Ressalvando uma exceção para os casos em que os utentes em questão corram perigo de vida. (J.N. 28/04/2012)
Parece-me que este médico / sindicalista não esqueceu apenas o juramento de Hipócrates, esqueceu também o bom senso.
Talvez esteja na carreira errada. Daria possivelmente um diligente juiz. Ou será que a diligência se limitaria aos crimes em que fosse a vítima?
Pela amostra, não seria apenas um juiz célere mas também inovador na fundamentação. Proibir um doente de entrar num hospital é como proibir um adepto de entrar num estádio. Só os broncos é que não percebem a semelhança: no estádio assiste-se ao jogo; no hospital assiste-se às discussões do dia seguinte ao jogo.
O jornalista quis também saber a razão das agressões.
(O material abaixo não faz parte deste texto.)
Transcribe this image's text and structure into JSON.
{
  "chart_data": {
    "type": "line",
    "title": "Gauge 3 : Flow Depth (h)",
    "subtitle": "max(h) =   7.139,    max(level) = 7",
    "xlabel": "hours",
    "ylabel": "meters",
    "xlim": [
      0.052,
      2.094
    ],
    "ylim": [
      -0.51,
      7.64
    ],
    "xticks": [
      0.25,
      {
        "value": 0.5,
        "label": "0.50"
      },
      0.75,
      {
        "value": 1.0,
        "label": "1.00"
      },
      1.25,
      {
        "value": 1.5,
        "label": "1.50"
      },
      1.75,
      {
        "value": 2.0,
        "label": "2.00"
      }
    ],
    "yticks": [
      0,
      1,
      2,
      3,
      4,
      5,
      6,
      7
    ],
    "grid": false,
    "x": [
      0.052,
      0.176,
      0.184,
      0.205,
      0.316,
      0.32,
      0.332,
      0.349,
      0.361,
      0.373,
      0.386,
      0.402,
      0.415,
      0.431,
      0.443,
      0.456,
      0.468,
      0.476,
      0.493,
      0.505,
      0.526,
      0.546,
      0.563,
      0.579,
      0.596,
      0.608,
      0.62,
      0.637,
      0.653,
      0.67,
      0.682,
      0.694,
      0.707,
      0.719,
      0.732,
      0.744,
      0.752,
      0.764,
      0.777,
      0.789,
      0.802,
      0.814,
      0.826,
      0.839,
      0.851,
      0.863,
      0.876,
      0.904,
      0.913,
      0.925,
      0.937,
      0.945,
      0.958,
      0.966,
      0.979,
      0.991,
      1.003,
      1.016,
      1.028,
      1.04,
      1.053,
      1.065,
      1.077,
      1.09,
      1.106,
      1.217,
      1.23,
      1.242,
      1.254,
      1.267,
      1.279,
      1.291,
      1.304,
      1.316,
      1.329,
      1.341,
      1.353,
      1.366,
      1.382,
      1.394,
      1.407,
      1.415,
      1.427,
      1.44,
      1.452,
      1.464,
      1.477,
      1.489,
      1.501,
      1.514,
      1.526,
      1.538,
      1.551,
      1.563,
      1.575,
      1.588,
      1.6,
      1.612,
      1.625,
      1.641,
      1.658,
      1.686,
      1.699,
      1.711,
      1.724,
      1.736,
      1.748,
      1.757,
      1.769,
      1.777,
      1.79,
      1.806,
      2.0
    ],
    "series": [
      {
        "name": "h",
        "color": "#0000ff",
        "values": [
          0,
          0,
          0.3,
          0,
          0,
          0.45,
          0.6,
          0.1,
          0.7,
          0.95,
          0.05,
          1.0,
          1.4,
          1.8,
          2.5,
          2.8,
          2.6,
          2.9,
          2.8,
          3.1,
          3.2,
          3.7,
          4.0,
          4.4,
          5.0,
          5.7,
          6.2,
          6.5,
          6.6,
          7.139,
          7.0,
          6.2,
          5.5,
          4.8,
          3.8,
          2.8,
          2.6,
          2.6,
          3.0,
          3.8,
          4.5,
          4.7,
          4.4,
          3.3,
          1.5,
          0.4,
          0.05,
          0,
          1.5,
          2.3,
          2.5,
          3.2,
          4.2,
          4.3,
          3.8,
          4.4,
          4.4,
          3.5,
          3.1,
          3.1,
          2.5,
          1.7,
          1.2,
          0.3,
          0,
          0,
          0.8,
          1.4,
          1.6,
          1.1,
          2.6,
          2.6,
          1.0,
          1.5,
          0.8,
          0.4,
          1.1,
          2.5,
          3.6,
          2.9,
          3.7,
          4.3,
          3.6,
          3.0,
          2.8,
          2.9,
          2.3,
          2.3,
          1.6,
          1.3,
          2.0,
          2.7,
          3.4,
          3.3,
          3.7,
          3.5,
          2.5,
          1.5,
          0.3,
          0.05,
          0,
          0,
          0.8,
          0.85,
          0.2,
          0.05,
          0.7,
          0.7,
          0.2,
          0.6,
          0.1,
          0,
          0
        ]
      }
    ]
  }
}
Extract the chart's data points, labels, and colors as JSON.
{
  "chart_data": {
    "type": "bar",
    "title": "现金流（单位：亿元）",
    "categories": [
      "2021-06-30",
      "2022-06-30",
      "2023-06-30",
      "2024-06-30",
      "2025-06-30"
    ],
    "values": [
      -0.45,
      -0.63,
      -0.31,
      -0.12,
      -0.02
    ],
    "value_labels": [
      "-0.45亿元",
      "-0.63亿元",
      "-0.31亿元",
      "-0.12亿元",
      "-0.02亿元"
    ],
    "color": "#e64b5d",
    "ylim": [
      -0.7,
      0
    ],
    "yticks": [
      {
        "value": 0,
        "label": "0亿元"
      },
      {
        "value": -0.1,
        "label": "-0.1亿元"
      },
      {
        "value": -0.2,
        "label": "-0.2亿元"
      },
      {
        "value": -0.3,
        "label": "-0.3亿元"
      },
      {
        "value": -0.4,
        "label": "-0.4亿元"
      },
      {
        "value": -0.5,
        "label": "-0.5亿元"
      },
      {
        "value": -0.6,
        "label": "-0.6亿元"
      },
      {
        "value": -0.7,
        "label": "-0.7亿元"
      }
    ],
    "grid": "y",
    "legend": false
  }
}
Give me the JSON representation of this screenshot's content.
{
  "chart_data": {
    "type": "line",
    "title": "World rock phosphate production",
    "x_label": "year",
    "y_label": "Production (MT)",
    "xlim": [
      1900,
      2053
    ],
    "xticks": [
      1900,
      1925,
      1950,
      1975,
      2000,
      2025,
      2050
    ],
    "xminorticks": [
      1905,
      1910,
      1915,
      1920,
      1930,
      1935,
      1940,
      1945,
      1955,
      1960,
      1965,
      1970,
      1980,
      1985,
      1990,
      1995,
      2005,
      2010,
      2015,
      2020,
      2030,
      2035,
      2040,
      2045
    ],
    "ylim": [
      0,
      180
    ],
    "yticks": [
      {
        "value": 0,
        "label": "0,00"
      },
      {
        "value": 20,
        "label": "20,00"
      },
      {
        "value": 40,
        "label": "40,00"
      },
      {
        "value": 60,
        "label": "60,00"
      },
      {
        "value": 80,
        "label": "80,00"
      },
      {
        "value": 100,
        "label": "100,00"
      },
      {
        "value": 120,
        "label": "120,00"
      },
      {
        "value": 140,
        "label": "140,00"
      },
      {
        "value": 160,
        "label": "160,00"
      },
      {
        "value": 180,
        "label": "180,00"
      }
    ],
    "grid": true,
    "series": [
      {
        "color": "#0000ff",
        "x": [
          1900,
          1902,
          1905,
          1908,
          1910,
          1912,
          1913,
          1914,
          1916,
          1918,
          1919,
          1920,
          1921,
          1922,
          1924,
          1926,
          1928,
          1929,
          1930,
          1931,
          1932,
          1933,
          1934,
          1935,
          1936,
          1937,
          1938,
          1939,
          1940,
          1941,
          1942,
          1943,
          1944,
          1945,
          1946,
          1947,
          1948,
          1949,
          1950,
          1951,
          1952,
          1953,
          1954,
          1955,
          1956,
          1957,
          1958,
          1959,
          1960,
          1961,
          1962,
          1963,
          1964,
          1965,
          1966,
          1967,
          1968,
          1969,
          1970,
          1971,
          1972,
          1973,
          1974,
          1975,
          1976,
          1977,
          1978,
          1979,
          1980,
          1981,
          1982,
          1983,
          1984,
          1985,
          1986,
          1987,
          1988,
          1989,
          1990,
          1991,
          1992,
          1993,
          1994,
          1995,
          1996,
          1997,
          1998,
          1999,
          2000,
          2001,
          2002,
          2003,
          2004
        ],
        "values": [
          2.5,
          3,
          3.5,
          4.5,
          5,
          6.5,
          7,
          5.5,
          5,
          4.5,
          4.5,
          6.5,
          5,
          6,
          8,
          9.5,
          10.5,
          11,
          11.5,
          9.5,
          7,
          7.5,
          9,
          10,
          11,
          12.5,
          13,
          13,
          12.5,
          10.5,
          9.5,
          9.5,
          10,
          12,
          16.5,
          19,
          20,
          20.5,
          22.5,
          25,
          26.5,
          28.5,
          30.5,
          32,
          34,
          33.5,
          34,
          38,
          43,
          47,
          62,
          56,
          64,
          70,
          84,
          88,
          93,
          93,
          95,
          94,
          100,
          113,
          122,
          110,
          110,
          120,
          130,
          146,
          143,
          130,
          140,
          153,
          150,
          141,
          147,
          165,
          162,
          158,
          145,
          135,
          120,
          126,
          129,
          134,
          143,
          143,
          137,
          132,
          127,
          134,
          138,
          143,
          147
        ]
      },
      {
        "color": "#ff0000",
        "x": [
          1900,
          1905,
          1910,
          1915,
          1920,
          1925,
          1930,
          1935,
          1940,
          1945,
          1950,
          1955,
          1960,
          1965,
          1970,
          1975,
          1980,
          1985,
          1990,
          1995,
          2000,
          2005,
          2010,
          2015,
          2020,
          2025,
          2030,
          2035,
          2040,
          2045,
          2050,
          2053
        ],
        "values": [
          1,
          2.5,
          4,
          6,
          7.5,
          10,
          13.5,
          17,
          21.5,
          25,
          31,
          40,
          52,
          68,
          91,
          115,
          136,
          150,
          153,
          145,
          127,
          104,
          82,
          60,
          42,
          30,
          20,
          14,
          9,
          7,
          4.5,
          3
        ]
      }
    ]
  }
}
A resposta: "são da autoria de pessoas revoltadas com a vida".
Temos então todos os elementos para compor uma cena típica.
- Doutor, dê-me baixa, não aguento mais; se amanhã tiver de enfrentar o meu chefe parto-lhe a cara e desgraço a minha vida.
- Homem, a baixa é para quem está de mal com o corpo; não para quem está de mal com a vida. Vá-se embora.
- Doutor, não me atormente. Olhe que eu passo-me e aplico-lhe a primeira dose do que farei amanhã ao chefe.
- Você ameaça-me?! Pois fique sabendo que o proíbo de tornar a pôr os pés aqui ou em qualquer instituição de saúde.
- E o seu juramento de Hipócrates?!
- Ah! Bem lembrado. Pode entrar se vier em coma. Ou para a morgue.